Baro and WOLF celebrate the spirit of play, showcasing creations of eight art houses

Diwali offerings in vintage tins by O’de’gulabee.
Diwali offerings in vintage tins by O’de’gulabee.

Mumbai-based furniture design house Baro (literally, 12 in Bengali) is collaborating with WOLF, a Jaipur-based design space that promotes arts and crafts, for an experimental show “Everyday, Play A Little", starting Sunday.

With the help of children from Akanksha Foundation, a non-profit organization for children, the teams from WOLF and Baro have converted the Lower Parel store of the design house into a dollhouse, which was built with scraps.

Eight artists and art houses, including block painter Brigitte Singh, Surat-based design house Shed and Jaipur-based jewellery house Umrao, are showcasing 12 special pieces each, which symbolize artistic creation as the culmination of playing with ideas. To further emphasize the play theme, these products, priced between Rs1,200 and Rs10 lakh, will be placed strategically and playfully.

“When you come and see the jewellery, for example, it would not be in a gift box like you get at the jewellers," says Srila Chatterjee, co-founder and curator at Baro. “We will fix the piece of jewellery in the shape of some scrumptious food on a dining table."

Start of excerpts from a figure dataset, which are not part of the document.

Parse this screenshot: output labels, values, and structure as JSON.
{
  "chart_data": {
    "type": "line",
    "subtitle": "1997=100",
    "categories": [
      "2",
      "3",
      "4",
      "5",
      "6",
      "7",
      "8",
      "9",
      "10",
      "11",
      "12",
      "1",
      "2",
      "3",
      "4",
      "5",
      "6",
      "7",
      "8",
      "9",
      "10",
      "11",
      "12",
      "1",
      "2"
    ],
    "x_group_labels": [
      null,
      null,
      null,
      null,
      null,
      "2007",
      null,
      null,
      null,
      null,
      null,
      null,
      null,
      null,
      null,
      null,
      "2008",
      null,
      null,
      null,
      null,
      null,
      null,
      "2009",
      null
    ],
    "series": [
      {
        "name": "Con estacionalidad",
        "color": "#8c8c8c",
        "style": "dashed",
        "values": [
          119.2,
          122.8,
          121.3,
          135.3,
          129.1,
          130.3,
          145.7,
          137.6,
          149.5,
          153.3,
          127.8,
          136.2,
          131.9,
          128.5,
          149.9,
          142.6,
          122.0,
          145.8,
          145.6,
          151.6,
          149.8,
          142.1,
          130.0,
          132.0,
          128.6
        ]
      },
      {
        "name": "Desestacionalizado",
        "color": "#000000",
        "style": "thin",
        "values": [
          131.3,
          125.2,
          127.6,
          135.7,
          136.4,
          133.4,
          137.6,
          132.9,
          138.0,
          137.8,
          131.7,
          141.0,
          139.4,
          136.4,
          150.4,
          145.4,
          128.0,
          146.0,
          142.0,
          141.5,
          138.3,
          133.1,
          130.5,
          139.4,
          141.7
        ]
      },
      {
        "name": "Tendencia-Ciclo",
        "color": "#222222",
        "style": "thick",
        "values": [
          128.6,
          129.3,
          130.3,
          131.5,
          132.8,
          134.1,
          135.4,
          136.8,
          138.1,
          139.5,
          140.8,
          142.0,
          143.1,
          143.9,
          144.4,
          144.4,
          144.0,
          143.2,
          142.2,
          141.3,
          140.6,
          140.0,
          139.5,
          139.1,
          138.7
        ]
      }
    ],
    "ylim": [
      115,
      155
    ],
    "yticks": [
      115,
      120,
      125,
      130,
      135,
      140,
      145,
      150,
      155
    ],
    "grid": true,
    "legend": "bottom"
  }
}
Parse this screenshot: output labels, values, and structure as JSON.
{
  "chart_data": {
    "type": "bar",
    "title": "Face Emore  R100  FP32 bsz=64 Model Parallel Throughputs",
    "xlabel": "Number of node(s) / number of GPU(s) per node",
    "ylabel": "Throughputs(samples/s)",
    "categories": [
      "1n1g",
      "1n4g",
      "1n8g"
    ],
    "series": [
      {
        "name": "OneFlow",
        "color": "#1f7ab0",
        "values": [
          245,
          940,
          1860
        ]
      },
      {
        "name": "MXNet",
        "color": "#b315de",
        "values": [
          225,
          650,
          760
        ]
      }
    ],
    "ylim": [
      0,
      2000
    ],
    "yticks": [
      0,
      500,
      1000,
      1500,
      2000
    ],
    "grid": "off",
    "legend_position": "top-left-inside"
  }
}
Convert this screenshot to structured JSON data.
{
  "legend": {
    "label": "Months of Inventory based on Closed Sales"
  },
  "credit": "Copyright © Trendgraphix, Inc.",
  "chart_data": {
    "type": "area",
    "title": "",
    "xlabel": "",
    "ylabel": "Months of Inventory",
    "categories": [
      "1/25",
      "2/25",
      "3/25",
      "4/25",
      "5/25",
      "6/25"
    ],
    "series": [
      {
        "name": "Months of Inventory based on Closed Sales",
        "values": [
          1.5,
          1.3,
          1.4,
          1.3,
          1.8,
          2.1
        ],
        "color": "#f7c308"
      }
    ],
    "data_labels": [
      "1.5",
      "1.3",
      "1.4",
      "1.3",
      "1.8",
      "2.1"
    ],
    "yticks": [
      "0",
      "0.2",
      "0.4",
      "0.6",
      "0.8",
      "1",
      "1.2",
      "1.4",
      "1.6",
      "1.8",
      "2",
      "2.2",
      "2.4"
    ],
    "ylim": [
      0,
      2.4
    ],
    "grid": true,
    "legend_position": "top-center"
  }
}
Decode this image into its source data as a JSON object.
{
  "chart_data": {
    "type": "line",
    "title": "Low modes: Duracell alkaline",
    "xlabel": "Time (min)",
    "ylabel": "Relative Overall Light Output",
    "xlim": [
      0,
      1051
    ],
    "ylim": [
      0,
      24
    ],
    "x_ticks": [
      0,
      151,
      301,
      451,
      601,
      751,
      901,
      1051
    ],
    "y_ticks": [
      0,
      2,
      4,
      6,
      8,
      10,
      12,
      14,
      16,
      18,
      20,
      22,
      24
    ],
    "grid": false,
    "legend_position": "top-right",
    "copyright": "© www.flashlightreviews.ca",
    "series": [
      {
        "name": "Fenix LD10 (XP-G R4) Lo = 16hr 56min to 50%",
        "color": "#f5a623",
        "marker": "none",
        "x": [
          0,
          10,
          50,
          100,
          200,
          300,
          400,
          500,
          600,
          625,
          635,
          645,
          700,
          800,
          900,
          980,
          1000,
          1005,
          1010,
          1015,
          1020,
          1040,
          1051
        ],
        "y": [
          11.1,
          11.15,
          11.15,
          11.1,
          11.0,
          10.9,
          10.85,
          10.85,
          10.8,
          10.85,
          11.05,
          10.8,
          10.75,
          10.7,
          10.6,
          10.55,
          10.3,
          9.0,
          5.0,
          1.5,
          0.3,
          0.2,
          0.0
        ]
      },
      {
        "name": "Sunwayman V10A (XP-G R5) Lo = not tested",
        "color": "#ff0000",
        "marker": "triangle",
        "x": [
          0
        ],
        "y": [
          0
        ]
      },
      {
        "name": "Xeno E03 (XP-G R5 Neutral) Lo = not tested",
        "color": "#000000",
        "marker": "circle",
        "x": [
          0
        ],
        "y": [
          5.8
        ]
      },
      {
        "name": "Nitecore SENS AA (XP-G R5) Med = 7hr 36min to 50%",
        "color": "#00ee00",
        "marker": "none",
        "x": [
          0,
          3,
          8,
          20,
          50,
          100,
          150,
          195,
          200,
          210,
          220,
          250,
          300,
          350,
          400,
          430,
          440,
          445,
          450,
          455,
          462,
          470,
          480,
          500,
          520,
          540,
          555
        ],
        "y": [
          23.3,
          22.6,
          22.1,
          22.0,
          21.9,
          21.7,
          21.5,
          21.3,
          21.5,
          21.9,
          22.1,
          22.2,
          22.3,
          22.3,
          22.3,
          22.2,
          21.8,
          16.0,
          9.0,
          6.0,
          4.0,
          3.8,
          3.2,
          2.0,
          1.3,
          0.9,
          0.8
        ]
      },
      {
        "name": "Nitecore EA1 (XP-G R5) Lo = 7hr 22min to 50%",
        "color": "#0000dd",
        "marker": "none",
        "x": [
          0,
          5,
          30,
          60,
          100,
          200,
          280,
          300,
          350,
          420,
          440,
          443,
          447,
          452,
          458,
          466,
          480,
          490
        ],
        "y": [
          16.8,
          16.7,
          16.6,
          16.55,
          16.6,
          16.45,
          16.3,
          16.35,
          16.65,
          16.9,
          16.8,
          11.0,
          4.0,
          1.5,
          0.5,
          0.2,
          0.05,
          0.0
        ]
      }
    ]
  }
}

The motive, Chatterjee explains, is to bring people together and reclaim the idea of playing. Visitors can interact with artists, which could lead to conversations on how art is conceptualized and created.

“The idea for this show," says Ritu Singh of WOLF, “first came when WOLF created the Abandoned Dollhouse at Tapri café in Jaipur in March. People are so caught up with everything purposeful that they have forgotten how to play around with things. The dollhouse at Tapri was a temporary installation created over three months from scraps found on site and the discarded collections of WOLF."

Baro showcases a lot of WOLF products, and when Singh decided to create a similar installation outside Jaipur, “Srila was the first person we spoke with".

“As we become more digitized in an increasingly connected world, I think we are getting lost in technology," says Chatterjee. “We have forgotten how to interact with people in the physical world."

“The first thing that we learn in life is to play. It is how you built relationships and learnt a lot of things. The idea behind this initiative is to remind people of the spirit of playing."

Everyday, Play A Little is on from 1-11 October, 11am-7pm, Baro’s Sun Mill Compound store in Lower Parel, Mumbai.